Writing about the core of Jesus’ mission and ministry the late Marcus Borg, wrote that right at the center of the conflict with Jesus, was a conflict between two very different ways of looking at life.  One way of life, looked at the established, outward, norms of religion, life, and politic---claiming that people are made good, holy, and righteous by what they do, the rituals they follow, and the responsibilities they obey.  While there this is all true, it is not all the truth.  

The other way of thinking was that it is not enough to be holy, because we can come to misunderstand what being good, holy, or righteous means---either in life, religion, or politics.  What is most important is not the law you follow, but the inward compassion you show, the care you give, and the neighbor you are helping and the good you are doing in this very moment.  This, says Jesus, is the kind of holiness that God desires, This is not the kind of holiness that you only reason out in your head, but it’s the kind of holiness only found in the depth of your soul or heart.  Only when you ‘are merciful’ or you ‘are compassionate’ as God is compassionate, is when you can be are rightly holy as God is holy.   In Jesus’ ministry, message, and even in his death for sinners on the cross, Jesus was begging to differ with the wrong-headed ways of the world and wrong-hearted religion of his own people, who were missing the ‘heart’ of God. 

“It is what comes out of a person that defiles (or pollutes) his life” (v. 20), says Jesus.   He means that if you are going to have a life worth living, a tradition worth holding, or even a faith worth believing, it must have a heart, and always have a real concern and compassion for people.  If it doesn’t, then your politic, your tradition or your faith is nothing more than dead traditions that like junk food, ends up in the septic tank having done nothing to nourish your heart or to save your soul from destruction.

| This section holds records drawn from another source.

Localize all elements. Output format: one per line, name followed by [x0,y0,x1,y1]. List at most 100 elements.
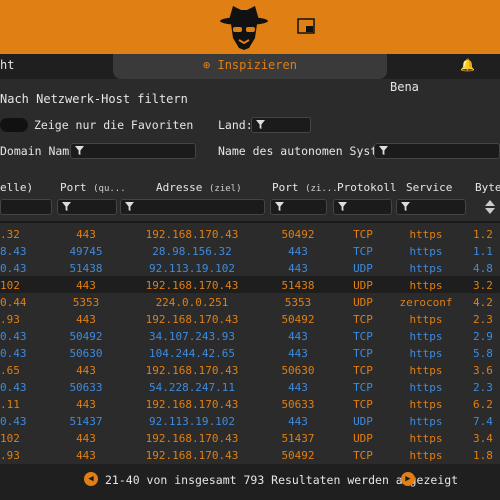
table-row[interactable]: 0.44 5353 224.0.0.251 5353 UDP zeroconf 4.2 K [0,293,500,310]
window-icon[interactable] [297,18,315,34]
table-row[interactable]: 0.43 50633 54.228.247.11 443 TCP https 2.3 K [0,378,500,395]
col-header-label: elle) [0,181,34,194]
table-cell: UDP [353,262,373,275]
table-cell: 6.2 K [473,398,500,411]
table-cell: 3.4 K [473,432,500,445]
table-cell: 192.168.170.43 [145,228,239,241]
table-row[interactable]: 8.43 49745 28.98.156.32 443 TCP https 1.1 K [0,242,500,259]
table-row[interactable]: 0.43 51437 92.113.19.102 443 UDP https 7.4 K [0,412,500,429]
col-header-label: Protokoll [337,181,397,194]
col-header-dst-port[interactable]: Port (zi... [272,181,338,194]
favorites-toggle[interactable] [0,118,28,132]
table-row[interactable]: .32 443 192.168.170.43 50492 TCP https 1.2 K [0,225,500,242]
table-row[interactable]: .93 443 192.168.170.43 50492 TCP https 2.3 K [0,310,500,327]
table-cell: TCP [353,245,373,258]
src-port-filter-input[interactable] [57,199,117,215]
table-cell: https [409,432,443,445]
tab-overview[interactable]: ht [0,54,110,79]
col-header-sub: (ziel) [208,184,242,194]
table-cell: https [409,228,443,241]
table-cell: 443 [288,330,308,343]
table-cell: 2.3 K [473,313,500,326]
table-cell: UDP [353,279,373,292]
top-bar [0,0,500,54]
table-cell: 50492 [281,313,315,326]
sort-icon[interactable] [484,199,496,215]
dst-address-filter-input[interactable] [120,199,265,215]
table-cell: 2.3 K [473,381,500,394]
table-cell: 54.228.247.11 [148,381,236,394]
table-cell: https [409,330,443,343]
tab-overview-label: ht [0,58,15,72]
col-header-src-port[interactable]: Port (qu... [60,181,126,194]
col-header-label: Adresse [156,181,203,194]
table-cell: https [409,415,443,428]
table-cell: https [409,347,443,360]
table-cell: https [409,381,443,394]
source-filter-input[interactable] [0,199,52,215]
table-row[interactable]: 0.43 50630 104.244.42.65 443 TCP https 5.8 K [0,344,500,361]
table-cell: 2.9 K [473,330,500,343]
table-cell: 192.168.170.43 [145,279,239,292]
chevron-right-icon: ▶ [405,474,411,484]
table-cell: 102 [0,432,20,445]
domain-filter-input[interactable] [70,143,196,159]
table-cell: UDP [353,415,373,428]
table-cell: 51438 [281,279,315,292]
table-cell: https [409,398,443,411]
table-cell: 51437 [281,432,315,445]
table-row[interactable]: 0.43 50492 34.107.243.93 443 TCP https 2.9 K [0,327,500,344]
table-cell: 443 [76,364,96,377]
table-cell: 7.4 K [473,415,500,428]
col-header-sub: (qu... [93,184,126,194]
col-header-protocol[interactable]: Protokoll [337,181,397,194]
protocol-filter-input[interactable] [333,199,392,215]
table-cell: 0.43 [0,415,27,428]
table-cell: 8.43 [0,245,27,258]
table-cell: 34.107.243.93 [148,330,236,343]
next-page-button[interactable]: ▶ [401,472,415,486]
table-cell: 50630 [69,347,103,360]
table-cell: 443 [76,279,96,292]
header-separator [0,221,500,223]
col-header-service[interactable]: Service [406,181,452,194]
table-cell: 0.43 [0,330,27,343]
table-cell: 192.168.170.43 [145,313,239,326]
table-cell: 443 [288,245,308,258]
col-header-bytes[interactable]: Byte [475,181,500,194]
table-row[interactable]: .65 443 192.168.170.43 50630 TCP https 3.6 K [0,361,500,378]
table-cell: 104.244.42.65 [148,347,236,360]
col-header-source[interactable]: elle) [0,181,33,194]
col-header-dst-address[interactable]: Adresse (ziel) [156,181,242,194]
table-cell: 28.98.156.32 [152,245,232,258]
service-filter-input[interactable] [396,199,466,215]
table-cell: 443 [76,449,96,462]
country-label: Land: [218,118,253,132]
funnel-icon [125,202,134,211]
as-filter-input[interactable] [374,143,500,159]
table-cell: 443 [288,381,308,394]
table-row[interactable]: .93 443 192.168.170.43 50492 TCP https 1.8 K [0,446,500,463]
country-filter-input[interactable] [251,117,311,133]
table-cell: TCP [353,449,373,462]
table-cell: 92.113.19.102 [148,415,236,428]
table-cell: 5353 [72,296,100,309]
table-cell: 4.8 K [473,262,500,275]
table-cell: 192.168.170.43 [145,398,239,411]
table-cell: TCP [353,381,373,394]
tab-notifications[interactable]: 🔔 Bena [390,54,500,94]
table-cell: 3.6 K [473,364,500,377]
table-cell: .65 [0,364,20,377]
table-row[interactable]: .11 443 192.168.170.43 50633 TCP https 6.2 K [0,395,500,412]
table-cell: 1.1 K [473,245,500,258]
funnel-icon [62,202,71,211]
table-row[interactable]: 102 443 192.168.170.43 51437 UDP https 3.4 K [0,429,500,446]
table-row[interactable]: 0.43 51438 92.113.19.102 443 UDP https 4.8 K [0,259,500,276]
table-row[interactable]: 102 443 192.168.170.43 51438 UDP https 3.2 K [0,276,500,293]
dst-port-filter-input[interactable] [270,199,327,215]
funnel-icon [256,120,265,129]
tab-inspect[interactable]: ⊕ Inspizieren [113,54,387,79]
prev-page-button[interactable]: ◀ [84,472,98,486]
table-cell: TCP [353,330,373,343]
table-cell: .93 [0,313,20,326]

“You had better get to the ‘heart’ of the matter,” Jesus is saying.  And isn’t he also saying not just to them, but also to us?   You had better side with the good ‘habits of the heart’ or you will find yourselves and your nation, washed down the sewer with the all your empty, self-justifying deeds.  But instead of having everything end like this, make your life count for something.  Be different for the right reasons.  And make the right reasons the constant, continual care and compassion of the most vulnerable people, not just the protection of what is holy in you or me.  You let me take care of what is holy.  I’m God.  Don’t you believe I can take care of that?

Your job is to take care of what is most holy in you, your heart.  To do this you must have change of heart so you will have a heart for me, which means to have a heart for those who need your own care and your compassion.  This is the only kind of religion really matters.  Only a religion that cares, is a religion that remains ‘pure’ and  ‘undefiled’  before God’.  (James 1.27).   For as James also says, “Judgment will be without mercy to anyone who hasn’t shown mercy (or compassion); mercy triumphs over judgment. (Jas. 2:13 NRS).  In the end, everything will be ‘judged’ based having a heart that both feels and acts.  If this is true, isn’t it time for us to ‘beg to differ’ with coldness of our culture and popular religion.  Is it time for you to cleanse your heart, and not just your hands?  Amen.